I passed on having a full glass of the Chambourcin (by this time it was just about 8pm and I was ready to get home and eat some dinner), but the two ladies were still sampling in search of finding their favorite. One of the ladies asked to taste the Vidal Blanc which is what I thought from their website that StoneBrook was best known for, but Jack didn’t confirm this with me. The Vidal (pronouced like in Vidal Sasson) Blanc was listed on the tasting menu as a sweet white, so I was going to skip it, but when Jack brought it out to pour, I saw that it was in a cobalt blue bottle. I HAD to taste it — I mean how perfect would it have been to bring a Kentucky wine IN a Kentucky blue-colored bottle to Turkey!

It was good, it was fine, it was sweet. It actually tasted similar, but a little better, than the first wine I tasted — the Estate Reserve.  The lady loved it and proceeded to get the Vidal Blanc as her full glass of wine. I didn’t get which wine her friend chose, but they took their full glasses and walked around the “Art on the Levee” store which was filled with paintings from — what I guessed — were local artists. I saw lots of colorful Cincinnati skylines, a Mr. Redlegs painting…landscapes and abstracts. I didn’t take time to walk around, but it seemed like a very nice setting to sip your wine and stroll amongst the art.

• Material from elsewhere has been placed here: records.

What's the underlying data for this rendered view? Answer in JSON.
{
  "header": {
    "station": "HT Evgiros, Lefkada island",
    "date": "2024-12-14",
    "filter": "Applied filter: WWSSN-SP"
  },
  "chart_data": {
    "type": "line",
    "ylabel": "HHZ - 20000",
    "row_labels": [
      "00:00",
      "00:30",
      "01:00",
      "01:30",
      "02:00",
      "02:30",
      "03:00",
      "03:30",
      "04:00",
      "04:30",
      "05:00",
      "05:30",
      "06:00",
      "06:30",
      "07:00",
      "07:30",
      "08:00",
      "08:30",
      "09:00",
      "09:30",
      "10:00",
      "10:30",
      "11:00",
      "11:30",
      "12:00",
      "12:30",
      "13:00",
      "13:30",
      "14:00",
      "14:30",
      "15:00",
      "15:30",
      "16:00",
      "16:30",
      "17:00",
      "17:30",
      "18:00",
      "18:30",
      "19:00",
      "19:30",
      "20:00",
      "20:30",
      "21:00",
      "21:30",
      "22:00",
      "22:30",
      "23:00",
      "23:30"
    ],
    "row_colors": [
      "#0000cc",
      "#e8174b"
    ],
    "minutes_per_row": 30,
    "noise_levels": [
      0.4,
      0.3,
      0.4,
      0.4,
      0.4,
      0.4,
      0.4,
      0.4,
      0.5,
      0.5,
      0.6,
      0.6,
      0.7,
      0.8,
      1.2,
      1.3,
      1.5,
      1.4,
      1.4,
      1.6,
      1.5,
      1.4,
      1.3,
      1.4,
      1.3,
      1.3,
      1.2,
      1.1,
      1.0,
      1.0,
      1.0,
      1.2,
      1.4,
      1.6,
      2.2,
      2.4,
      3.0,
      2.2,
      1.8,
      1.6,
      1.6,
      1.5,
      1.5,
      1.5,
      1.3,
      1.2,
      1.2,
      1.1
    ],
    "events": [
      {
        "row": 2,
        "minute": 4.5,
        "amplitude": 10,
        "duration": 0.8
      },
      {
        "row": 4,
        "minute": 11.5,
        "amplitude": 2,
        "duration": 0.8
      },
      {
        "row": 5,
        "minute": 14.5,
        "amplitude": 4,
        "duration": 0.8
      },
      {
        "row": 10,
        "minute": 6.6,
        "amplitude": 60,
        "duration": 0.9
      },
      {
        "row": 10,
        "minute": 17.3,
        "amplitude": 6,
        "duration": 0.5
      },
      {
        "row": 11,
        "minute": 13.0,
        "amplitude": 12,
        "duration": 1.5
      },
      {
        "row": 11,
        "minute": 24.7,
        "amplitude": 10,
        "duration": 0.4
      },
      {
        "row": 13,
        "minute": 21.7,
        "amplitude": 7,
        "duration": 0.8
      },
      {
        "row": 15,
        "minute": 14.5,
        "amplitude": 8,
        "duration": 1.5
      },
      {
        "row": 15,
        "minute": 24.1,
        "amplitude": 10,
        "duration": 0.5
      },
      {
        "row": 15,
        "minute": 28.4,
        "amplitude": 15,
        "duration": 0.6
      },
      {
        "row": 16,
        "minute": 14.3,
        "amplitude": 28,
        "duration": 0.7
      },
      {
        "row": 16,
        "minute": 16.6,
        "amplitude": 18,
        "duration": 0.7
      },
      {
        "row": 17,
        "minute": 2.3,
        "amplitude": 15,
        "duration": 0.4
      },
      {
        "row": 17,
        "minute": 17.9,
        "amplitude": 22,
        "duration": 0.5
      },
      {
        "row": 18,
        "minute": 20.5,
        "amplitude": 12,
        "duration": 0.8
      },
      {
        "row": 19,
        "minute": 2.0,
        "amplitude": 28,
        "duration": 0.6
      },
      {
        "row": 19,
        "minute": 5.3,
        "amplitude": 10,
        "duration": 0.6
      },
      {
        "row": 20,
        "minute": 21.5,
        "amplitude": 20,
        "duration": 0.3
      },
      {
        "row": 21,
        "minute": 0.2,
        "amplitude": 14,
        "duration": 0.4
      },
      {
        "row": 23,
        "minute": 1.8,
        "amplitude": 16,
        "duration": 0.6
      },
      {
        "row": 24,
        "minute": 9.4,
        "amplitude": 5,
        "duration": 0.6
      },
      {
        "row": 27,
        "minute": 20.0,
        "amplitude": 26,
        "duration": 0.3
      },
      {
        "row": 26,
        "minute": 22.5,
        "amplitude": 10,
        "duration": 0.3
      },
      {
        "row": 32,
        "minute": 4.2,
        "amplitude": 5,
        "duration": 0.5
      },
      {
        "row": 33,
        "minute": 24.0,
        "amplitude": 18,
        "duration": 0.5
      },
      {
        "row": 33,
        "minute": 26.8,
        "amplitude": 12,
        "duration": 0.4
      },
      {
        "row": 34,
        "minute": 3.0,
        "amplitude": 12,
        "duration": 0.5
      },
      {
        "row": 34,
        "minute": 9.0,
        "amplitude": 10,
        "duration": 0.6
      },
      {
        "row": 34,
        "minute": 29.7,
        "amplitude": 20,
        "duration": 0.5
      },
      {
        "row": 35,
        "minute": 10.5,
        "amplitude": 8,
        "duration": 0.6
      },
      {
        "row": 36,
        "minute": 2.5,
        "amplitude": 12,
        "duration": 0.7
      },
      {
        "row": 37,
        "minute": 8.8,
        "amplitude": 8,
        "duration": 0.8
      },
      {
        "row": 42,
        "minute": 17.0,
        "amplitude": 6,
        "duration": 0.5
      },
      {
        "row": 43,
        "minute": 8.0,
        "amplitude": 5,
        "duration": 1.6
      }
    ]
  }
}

So, there you have it! A nice little Friday night. Perfect with a girlfriend or two — to stop by, drink a little wine before going upstairs to see a chick-flick — you will likely enjoy any movie alot more after a bit of wine. And you’ll want to get some movie popcorn for sure!  = The salty to go with all that sweet StoneBrook Kentucky wine!  AND, more importantly, I got my BYOB homework finished before the start of the weekend!

One Response to “BYOB Homework”

  1. Mark R says:

    Hey I may check in on this from time to time. I’m not much of a wine lover because after all there is Kentucky bourbon. Anyway it is interesting that you mention StoneBrook which is spittin’ distance from my back porch.

    My sister Nancy and her husband Ray grow the grapes for StoneBrook’s Vidal Blanc and have for several years. That is until this year when their lives have forever been disrupted. Grape growing takes tremendous effort, dedication, and commitment not to mention passion and good bit of good fortune from Mother Nature. Over the years all three of my daughters have worked at Nancy and Ray’s vineyard in caring for the plants as well as harvesting the crop.

    As a Kentuckian I feel very proud that you are carrying a Kentucky product halfway around the world to share with others. That alone could be worthy of a story in Kentucky Living Magazine. You may already know that Kentucky has invested seriously with farmers and other land owners in the production of grapes. Apparently Kentucky ’s soil and climate is ideal for grape growing and there is significant legislation underway to provide tax incentives to growers and wine makers.

    Sorry to ramble—have a great time!